46 années de détention, soit 19 de plus que saint Mandela, telle fut la tragique coda du parcours de l'étonnant Rudolf Hess, fidèle parmi les fidèles d'Adolf Hitler.
Le destin de Rudolf Hess était déjà relié à un grand conquérant puisqu'il naît dans la ville d'Alexandre le Grand (Alexandrie), le 26 avril 1894. Sa famille possède, dans cette Egypte sous tutelle anglaise, un prospère commerce d'import. Rudolf grandit dans une vaste maison de trois étages, avec un jardin luxuriant sur les toits. Il est très attaché à sa mère, son père, austère protestant patriote, étant plus distant.

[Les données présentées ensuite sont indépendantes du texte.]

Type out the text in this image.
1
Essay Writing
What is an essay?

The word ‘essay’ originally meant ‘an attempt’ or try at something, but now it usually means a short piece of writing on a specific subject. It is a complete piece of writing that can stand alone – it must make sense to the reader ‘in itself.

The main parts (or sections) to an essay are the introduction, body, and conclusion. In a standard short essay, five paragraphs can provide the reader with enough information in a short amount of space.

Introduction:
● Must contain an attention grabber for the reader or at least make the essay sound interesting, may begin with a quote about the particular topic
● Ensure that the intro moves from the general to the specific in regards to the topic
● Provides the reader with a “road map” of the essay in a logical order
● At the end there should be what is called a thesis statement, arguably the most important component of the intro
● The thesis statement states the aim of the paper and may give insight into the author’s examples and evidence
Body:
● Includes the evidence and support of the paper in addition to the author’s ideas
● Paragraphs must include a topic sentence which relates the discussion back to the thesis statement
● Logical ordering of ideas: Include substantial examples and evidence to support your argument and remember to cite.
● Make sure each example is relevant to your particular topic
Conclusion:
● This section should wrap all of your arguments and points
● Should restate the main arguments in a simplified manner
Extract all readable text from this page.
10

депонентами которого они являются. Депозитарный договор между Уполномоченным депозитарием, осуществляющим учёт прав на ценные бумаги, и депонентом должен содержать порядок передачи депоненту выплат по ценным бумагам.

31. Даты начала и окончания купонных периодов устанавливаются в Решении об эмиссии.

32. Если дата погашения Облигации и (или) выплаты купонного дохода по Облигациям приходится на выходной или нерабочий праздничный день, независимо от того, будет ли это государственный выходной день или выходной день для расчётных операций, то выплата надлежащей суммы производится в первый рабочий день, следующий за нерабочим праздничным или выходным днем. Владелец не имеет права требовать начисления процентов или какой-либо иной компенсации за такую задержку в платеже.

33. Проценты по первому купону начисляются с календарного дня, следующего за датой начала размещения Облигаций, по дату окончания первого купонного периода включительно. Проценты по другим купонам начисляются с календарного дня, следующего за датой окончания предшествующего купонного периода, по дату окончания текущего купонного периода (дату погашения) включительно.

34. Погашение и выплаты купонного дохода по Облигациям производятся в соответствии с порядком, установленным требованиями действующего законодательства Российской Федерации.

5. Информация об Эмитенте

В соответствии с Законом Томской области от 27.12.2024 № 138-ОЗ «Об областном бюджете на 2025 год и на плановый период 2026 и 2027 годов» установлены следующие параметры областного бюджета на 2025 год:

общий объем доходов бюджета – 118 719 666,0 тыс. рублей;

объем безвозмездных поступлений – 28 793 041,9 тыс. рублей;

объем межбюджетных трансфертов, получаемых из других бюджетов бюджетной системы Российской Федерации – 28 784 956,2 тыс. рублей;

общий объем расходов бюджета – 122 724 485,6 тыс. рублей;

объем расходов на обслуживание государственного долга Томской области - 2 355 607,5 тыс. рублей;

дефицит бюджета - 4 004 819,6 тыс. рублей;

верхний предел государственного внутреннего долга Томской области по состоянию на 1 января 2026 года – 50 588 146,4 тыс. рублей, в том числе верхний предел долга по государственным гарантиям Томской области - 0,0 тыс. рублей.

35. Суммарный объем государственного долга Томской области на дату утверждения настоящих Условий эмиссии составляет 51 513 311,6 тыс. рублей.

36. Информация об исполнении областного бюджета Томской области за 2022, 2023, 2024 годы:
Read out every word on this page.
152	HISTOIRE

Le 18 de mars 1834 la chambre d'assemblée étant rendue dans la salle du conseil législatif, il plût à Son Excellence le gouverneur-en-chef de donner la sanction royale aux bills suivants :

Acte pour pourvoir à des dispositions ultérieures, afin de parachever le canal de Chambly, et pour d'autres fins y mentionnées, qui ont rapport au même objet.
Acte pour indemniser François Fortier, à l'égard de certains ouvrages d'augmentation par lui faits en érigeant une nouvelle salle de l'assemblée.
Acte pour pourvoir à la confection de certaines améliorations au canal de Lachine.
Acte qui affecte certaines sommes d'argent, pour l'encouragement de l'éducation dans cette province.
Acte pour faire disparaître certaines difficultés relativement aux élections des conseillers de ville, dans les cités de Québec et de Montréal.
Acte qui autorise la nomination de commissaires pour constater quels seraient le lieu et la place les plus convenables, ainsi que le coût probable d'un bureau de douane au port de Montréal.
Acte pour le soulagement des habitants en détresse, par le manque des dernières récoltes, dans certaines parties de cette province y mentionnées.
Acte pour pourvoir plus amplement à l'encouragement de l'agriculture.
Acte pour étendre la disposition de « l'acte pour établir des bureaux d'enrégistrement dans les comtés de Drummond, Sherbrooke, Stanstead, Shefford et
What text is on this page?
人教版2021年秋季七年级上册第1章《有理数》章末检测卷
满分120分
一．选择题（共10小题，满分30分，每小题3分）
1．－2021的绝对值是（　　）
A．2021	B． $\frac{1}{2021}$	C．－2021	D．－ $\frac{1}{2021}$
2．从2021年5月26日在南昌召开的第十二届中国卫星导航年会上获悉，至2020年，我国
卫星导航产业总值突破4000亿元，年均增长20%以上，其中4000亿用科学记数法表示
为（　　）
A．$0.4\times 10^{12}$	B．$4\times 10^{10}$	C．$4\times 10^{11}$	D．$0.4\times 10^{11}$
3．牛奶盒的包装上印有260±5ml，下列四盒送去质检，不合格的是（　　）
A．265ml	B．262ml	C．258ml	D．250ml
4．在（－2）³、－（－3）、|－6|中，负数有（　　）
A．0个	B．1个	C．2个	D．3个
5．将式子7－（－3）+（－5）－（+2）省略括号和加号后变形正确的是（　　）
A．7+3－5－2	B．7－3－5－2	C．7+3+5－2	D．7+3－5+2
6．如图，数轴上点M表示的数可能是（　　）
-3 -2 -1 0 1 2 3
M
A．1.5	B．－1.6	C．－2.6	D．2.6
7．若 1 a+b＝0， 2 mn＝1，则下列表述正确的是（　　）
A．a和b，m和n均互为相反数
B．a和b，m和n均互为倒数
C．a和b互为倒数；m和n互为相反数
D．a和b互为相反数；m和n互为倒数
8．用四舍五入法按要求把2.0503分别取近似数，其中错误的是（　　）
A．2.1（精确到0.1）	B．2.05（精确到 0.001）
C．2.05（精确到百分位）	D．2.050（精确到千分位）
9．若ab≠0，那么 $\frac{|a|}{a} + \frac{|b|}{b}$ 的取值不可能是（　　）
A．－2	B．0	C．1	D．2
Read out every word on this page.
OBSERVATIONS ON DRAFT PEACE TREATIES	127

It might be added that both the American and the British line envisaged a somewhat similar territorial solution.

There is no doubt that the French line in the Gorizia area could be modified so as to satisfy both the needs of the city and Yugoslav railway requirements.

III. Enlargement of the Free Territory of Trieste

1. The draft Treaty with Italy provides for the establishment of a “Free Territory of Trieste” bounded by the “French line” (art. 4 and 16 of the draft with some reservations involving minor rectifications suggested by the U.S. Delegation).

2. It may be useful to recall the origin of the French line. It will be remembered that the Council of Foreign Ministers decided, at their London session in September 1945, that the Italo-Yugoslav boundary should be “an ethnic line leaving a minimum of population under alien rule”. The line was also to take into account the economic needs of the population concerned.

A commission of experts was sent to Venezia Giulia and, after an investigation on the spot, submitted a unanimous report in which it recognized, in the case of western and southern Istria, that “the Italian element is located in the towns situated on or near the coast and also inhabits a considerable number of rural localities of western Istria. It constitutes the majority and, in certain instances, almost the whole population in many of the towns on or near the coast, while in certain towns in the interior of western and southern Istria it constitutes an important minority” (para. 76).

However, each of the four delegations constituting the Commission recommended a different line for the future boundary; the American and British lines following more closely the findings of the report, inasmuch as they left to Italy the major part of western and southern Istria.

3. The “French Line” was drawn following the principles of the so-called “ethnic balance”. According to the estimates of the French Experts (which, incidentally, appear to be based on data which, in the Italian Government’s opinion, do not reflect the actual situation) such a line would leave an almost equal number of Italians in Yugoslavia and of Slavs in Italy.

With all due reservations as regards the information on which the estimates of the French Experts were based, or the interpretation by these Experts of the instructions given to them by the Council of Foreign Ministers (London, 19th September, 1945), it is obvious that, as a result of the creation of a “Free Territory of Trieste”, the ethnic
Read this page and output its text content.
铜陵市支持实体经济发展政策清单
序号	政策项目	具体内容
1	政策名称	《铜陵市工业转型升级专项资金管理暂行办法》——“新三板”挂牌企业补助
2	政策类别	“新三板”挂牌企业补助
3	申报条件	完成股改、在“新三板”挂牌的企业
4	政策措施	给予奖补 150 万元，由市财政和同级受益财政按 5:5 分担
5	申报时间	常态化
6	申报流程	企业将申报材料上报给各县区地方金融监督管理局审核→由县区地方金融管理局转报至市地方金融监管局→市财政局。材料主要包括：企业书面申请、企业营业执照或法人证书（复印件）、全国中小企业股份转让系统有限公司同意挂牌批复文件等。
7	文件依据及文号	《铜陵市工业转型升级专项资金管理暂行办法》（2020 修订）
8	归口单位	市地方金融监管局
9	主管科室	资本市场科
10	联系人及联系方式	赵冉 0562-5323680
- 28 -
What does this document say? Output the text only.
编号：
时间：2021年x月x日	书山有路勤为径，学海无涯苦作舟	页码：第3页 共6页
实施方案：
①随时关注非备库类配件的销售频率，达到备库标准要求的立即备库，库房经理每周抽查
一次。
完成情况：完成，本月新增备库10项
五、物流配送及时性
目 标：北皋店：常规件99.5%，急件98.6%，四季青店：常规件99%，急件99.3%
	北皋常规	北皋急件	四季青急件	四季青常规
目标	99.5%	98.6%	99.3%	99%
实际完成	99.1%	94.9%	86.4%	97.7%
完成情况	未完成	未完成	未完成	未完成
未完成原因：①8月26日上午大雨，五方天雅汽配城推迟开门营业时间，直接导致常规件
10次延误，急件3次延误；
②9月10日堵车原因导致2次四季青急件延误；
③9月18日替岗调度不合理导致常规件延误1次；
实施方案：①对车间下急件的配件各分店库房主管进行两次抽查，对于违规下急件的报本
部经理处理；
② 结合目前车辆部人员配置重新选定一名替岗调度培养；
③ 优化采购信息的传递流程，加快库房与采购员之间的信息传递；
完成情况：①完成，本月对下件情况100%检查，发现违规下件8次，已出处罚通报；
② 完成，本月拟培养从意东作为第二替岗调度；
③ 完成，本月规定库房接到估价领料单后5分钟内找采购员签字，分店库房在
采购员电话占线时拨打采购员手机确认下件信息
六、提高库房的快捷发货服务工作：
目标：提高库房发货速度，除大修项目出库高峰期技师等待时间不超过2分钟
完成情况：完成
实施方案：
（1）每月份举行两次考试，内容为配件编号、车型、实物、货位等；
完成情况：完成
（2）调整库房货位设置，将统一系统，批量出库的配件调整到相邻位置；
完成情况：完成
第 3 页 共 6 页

En 1908, le patriarche fait ses valises pour revenir en Allemagne, à Bad Godesberg (Westphalie), ville du futur célèbre congrès social-démocrate. En 1914, Rudolf s'engage dans le 7e régiment bavarois d'artillerie avant d'être reversé dans l'infanterie. Il monte au feu le 4 novembre 1914, à la bataille d'Ypres. Il est ensuite dans la Somme et en Artois. Il obtient par son courage le grade de caporal et la croix de fer de deuxième classe. Le 21 septembre 1916, il est grièvement blessé par des éclats d'obus devant le fort de Douaumont. Il sera encore blessé dans les montagnes de Transylvanie (1916), et frôle la mort en recevant une balle au poumon à Focasani (Roumanie) durant l'été 1917. Il est nommé lieutenant pour sa bravoure. Déclaré inapte pour l'infanterie à cause de ses blessures, il devient pilote d'aviation mais ne livre qu'une seule bataille, au-dessus de Valenciennes, peu avant l'armistice.
La société Thulé
Meurtri par la défaite - on n'a rien compris au national-socialisme si on perd de vue cette humiliation -, Hess écrit alors à son cousin : « Je ne me suis pas suicidé parce que je conserve un seul espoir on peut contribuer à modifier la course de la fatalité. » Revenu à la vie civile, il entreprend des études d'économie politique à l'université de Munich. Qu'il interrompt pour combattre la république judéo-spartakiste bavaroise de Kurt Eisner dans le corps-franc de Franz von Epp. Début 1919, il rejoint un petit cercle de réflexion sur l'Antiquité germanique : la société Thulé (Thule-Gesellschaft). Leur emblème est une croix-gammée (l'ancienne swastika) et un glaive entrelacé de feuilles de chêne. Les membres se saluent, bras tendu, d'un martial Heil und Sieg («Salut et Victoire»). Les candidats se voient soumis à une enquête de personnalité et à une étude morphologique éloignant « les éléments impurs pervertis par le sang juif » ! Nourries des théories de Gobineau ou de Houston Stewart Chamberlain, la société Thulé œuvre pour la renaissance de la race germanique, basée sur le sol et le sang (le blut und boden est déjà là). La lecture des Protocoles des sages de Sion les convainc d'un complot judéo-bolchevique, matérialisé sous leurs yeux par le soulèvement spartakiste.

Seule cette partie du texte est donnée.